Question

the lengths of two sides of a triangle are shown.
side 1: 3x² - 4x - 1
side 2: 4x - x² + 5
the perimeter of the triangle is 5x³ - 2x² + 3x - 8.
part a: what is the total length of the two sides, 1 and 2, of the triangle? show your work. (4 points)
part b: what is the length of the third side of the triangle? show your work. (4 points)
part c: do the answers for part a and part b show that the polynomials are closed under addition and subtraction? justify your answer. (2 points)

Explanation:

Step1: Add side 1 and side 2

$(3x^{2}-4x - 1)+(4x - x^{2}+5)$
$=3x^{2}-x^{2}-4x + 4x-1 + 5$
$=2x^{2}+4$

Step2: Find the third - side

Let the third - side be $s$. We know that perimeter $P$ of a triangle is $P=side1 + side2+s$. So $s=P-(side1 + side2)$.
Substitute $P = 5x^{3}-2x^{2}+3x - 8$ and $side1 + side2=2x^{2}+4$ into the formula.
$s=(5x^{3}-2x^{2}+3x - 8)-(2x^{2}+4)$
$=5x^{3}-2x^{2}-2x^{2}+3x - 8 - 4$
$=5x^{3}-4x^{2}+3x - 12$

Step3: Check closure property

In part A, we added two polynomials $3x^{2}-4x - 1$ and $4x - x^{2}+5$ and got $2x^{2}+4$, which is also a polynomial.
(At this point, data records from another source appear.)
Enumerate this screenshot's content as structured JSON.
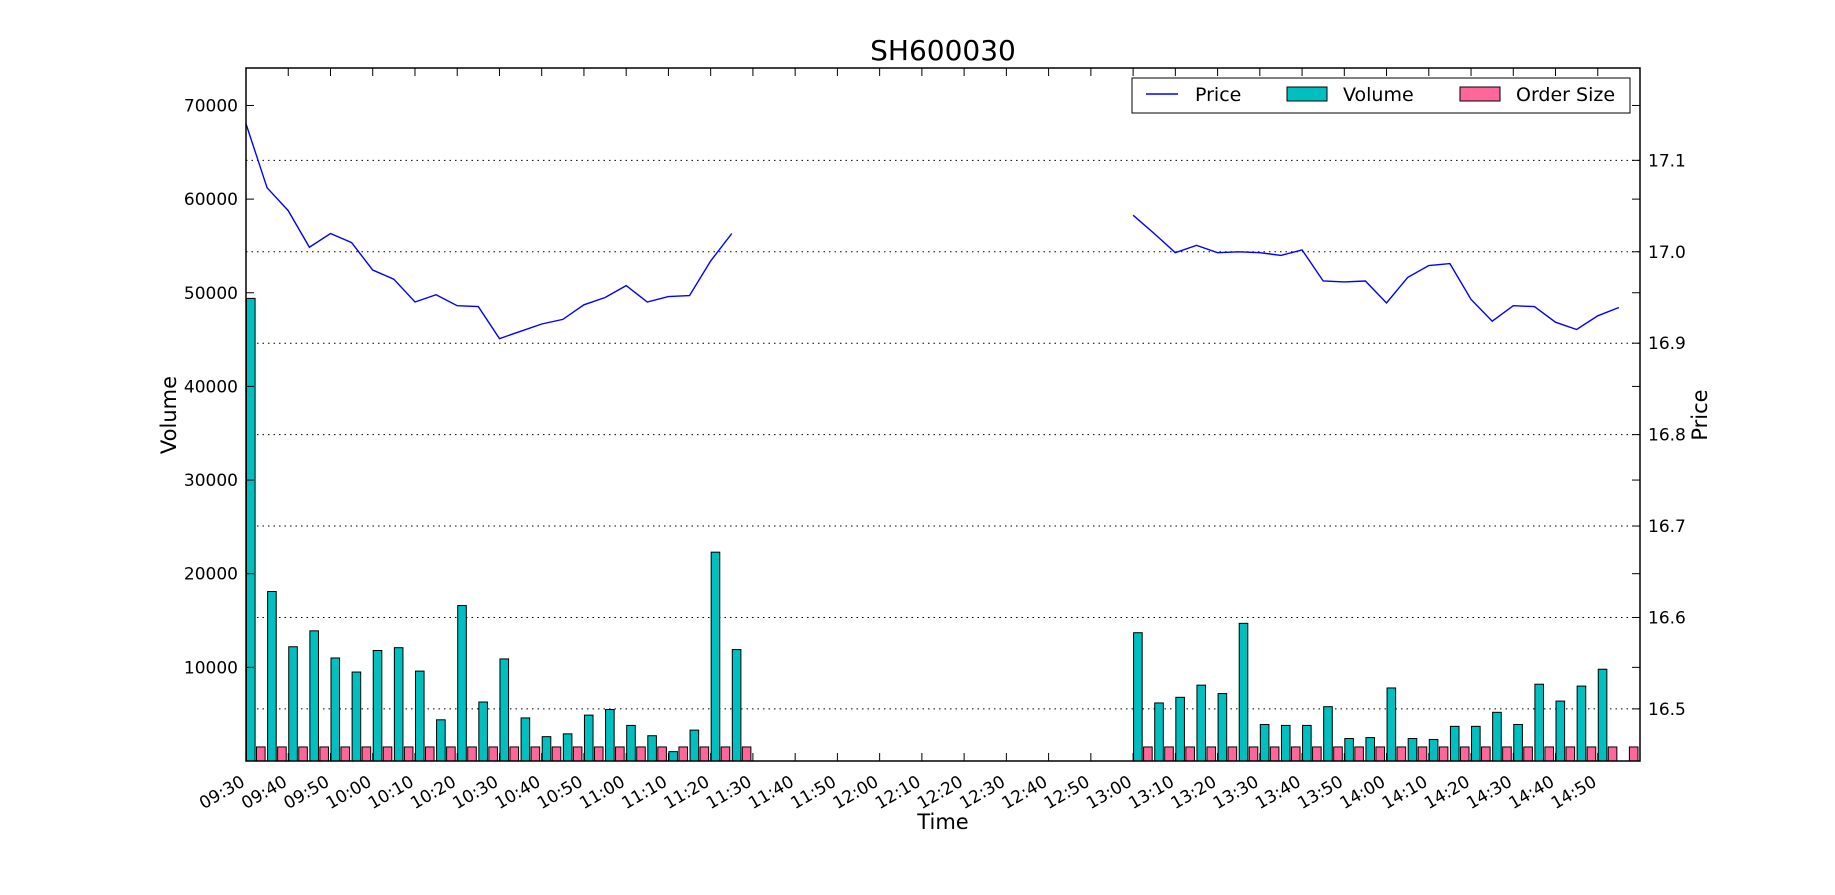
{
  "chart_data": {
    "type": "bar",
    "title": "SH600030",
    "xlabel": "Time",
    "ylabel": "Volume",
    "y2label": "Price",
    "ylim": [
      0,
      74000
    ],
    "y2lim": [
      16.443,
      17.201
    ],
    "grid": "dotted, right axis",
    "legend_position": "top-right",
    "legend": [
      "Price",
      "Volume",
      "Order Size"
    ],
    "x_tick_labels": [
      "09:30",
      "09:40",
      "09:50",
      "10:00",
      "10:10",
      "10:20",
      "10:30",
      "10:40",
      "10:50",
      "11:00",
      "11:10",
      "11:20",
      "11:30",
      "11:40",
      "11:50",
      "12:00",
      "12:10",
      "12:20",
      "12:30",
      "12:40",
      "12:50",
      "13:00",
      "13:10",
      "13:20",
      "13:30",
      "13:40",
      "13:50",
      "14:00",
      "14:10",
      "14:20",
      "14:30",
      "14:40",
      "14:50"
    ],
    "y_ticks": [
      10000,
      20000,
      30000,
      40000,
      50000,
      60000,
      70000
    ],
    "y_tick_labels": [
      "10000",
      "20000",
      "30000",
      "40000",
      "50000",
      "60000",
      "70000"
    ],
    "y2_ticks": [
      16.5,
      16.6,
      16.7,
      16.8,
      16.9,
      17.0,
      17.1
    ],
    "y2_tick_labels": [
      "16.5",
      "16.6",
      "16.7",
      "16.8",
      "16.9",
      "17.0",
      "17.1"
    ],
    "series": [
      {
        "name": "Volume",
        "color": "#00bfbf",
        "x": [
          "09:30",
          "09:35",
          "09:40",
          "09:45",
          "09:50",
          "09:55",
          "10:00",
          "10:05",
          "10:10",
          "10:15",
          "10:20",
          "10:25",
          "10:30",
          "10:35",
          "10:40",
          "10:45",
          "10:50",
          "10:55",
          "11:00",
          "11:05",
          "11:10",
          "11:15",
          "11:20",
          "11:25",
          "13:00",
          "13:05",
          "13:10",
          "13:15",
          "13:20",
          "13:25",
          "13:30",
          "13:35",
          "13:40",
          "13:45",
          "13:50",
          "13:55",
          "14:00",
          "14:05",
          "14:10",
          "14:15",
          "14:20",
          "14:25",
          "14:30",
          "14:35",
          "14:40",
          "14:45",
          "14:50",
          "14:55"
        ],
        "values": [
          49400,
          18100,
          12200,
          13900,
          11000,
          9500,
          11800,
          12100,
          9600,
          4400,
          16600,
          6300,
          10900,
          4600,
          2600,
          2900,
          4900,
          5500,
          3800,
          2700,
          1000,
          3300,
          22300,
          11900,
          13700,
          6200,
          6800,
          8100,
          7200,
          14700,
          3900,
          3800,
          3800,
          5800,
          2400,
          2500,
          7800,
          2400,
          2300,
          3700,
          3700,
          5200,
          3900,
          8200,
          6400,
          8000,
          9800,
          0
        ]
      },
      {
        "name": "Order Size",
        "color": "#ff6699",
        "x": [
          "09:30",
          "09:35",
          "09:40",
          "09:45",
          "09:50",
          "09:55",
          "10:00",
          "10:05",
          "10:10",
          "10:15",
          "10:20",
          "10:25",
          "10:30",
          "10:35",
          "10:40",
          "10:45",
          "10:50",
          "10:55",
          "11:00",
          "11:05",
          "11:10",
          "11:15",
          "11:20",
          "11:25",
          "13:00",
          "13:05",
          "13:10",
          "13:15",
          "13:20",
          "13:25",
          "13:30",
          "13:35",
          "13:40",
          "13:45",
          "13:50",
          "13:55",
          "14:00",
          "14:05",
          "14:10",
          "14:15",
          "14:20",
          "14:25",
          "14:30",
          "14:35",
          "14:40",
          "14:45",
          "14:50",
          "14:55"
        ],
        "values": [
          1500,
          1500,
          1500,
          1500,
          1500,
          1500,
          1500,
          1500,
          1500,
          1500,
          1500,
          1500,
          1500,
          1500,
          1500,
          1500,
          1500,
          1500,
          1500,
          1500,
          1500,
          1500,
          1500,
          1500,
          1500,
          1500,
          1500,
          1500,
          1500,
          1500,
          1500,
          1500,
          1500,
          1500,
          1500,
          1500,
          1500,
          1500,
          1500,
          1500,
          1500,
          1500,
          1500,
          1500,
          1500,
          1500,
          1500,
          1500
        ]
      },
      {
        "name": "Price",
        "color": "#0000ff",
        "axis": "right",
        "segments": [
          {
            "x": [
              "09:30",
              "09:35",
              "09:40",
              "09:45",
              "09:50",
              "09:55",
              "10:00",
              "10:05",
              "10:10",
              "10:15",
              "10:20",
              "10:25",
              "10:30",
              "10:35",
              "10:40",
              "10:45",
              "10:50",
              "10:55",
              "11:00",
              "11:05",
              "11:10",
              "11:15",
              "11:20",
              "11:25"
            ],
            "values": [
              17.14,
              17.07,
              17.045,
              17.005,
              17.02,
              17.01,
              16.98,
              16.97,
              16.945,
              16.953,
              16.941,
              16.94,
              16.905,
              16.913,
              16.921,
              16.926,
              16.942,
              16.95,
              16.963,
              16.945,
              16.951,
              16.952,
              16.99,
              17.02
            ]
          },
          {
            "x": [
              "13:00",
              "13:05",
              "13:10",
              "13:15",
              "13:20",
              "13:25",
              "13:30",
              "13:35",
              "13:40",
              "13:45",
              "13:50",
              "13:55",
              "14:00",
              "14:05",
              "14:10",
              "14:15",
              "14:20",
              "14:25",
              "14:30",
              "14:35",
              "14:40",
              "14:45",
              "14:50",
              "14:55"
            ],
            "values": [
              17.04,
              17.02,
              16.999,
              17.007,
              16.999,
              17.0,
              16.999,
              16.996,
              17.002,
              16.968,
              16.967,
              16.968,
              16.944,
              16.972,
              16.985,
              16.987,
              16.948,
              16.924,
              16.941,
              16.94,
              16.923,
              16.915,
              16.93,
              16.939
            ]
          }
        ]
      }
    ]
  }
}
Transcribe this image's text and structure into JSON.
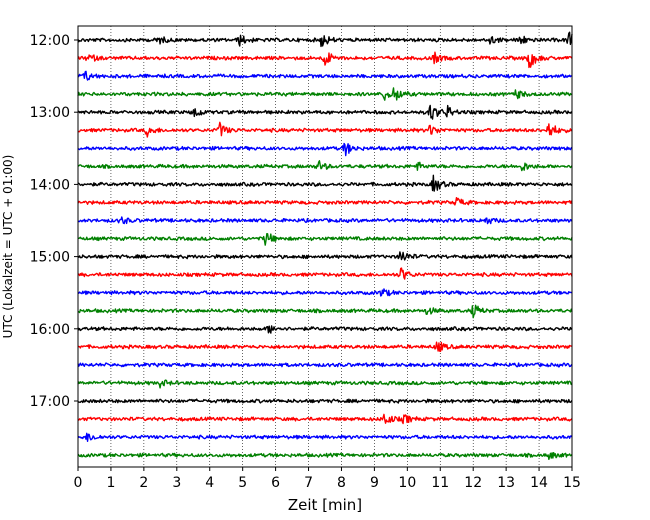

In part B, we subtracted a polynomial $2x^{2}+4$ from a polynomial $5x^{3}-2x^{2}+3x - 8$ and got $5x^{3}-4x^{2}+3x - 12$, which is also a polynomial. So polynomials are closed under addition and subtraction.

Answer:

Part A: $2x^{2}+4$
Part B: $5x^{3}-4x^{2}+3x - 12$
Part C: Yes, because adding two polynomials in part A and subtracting polynomials in part B resulted in polynomials.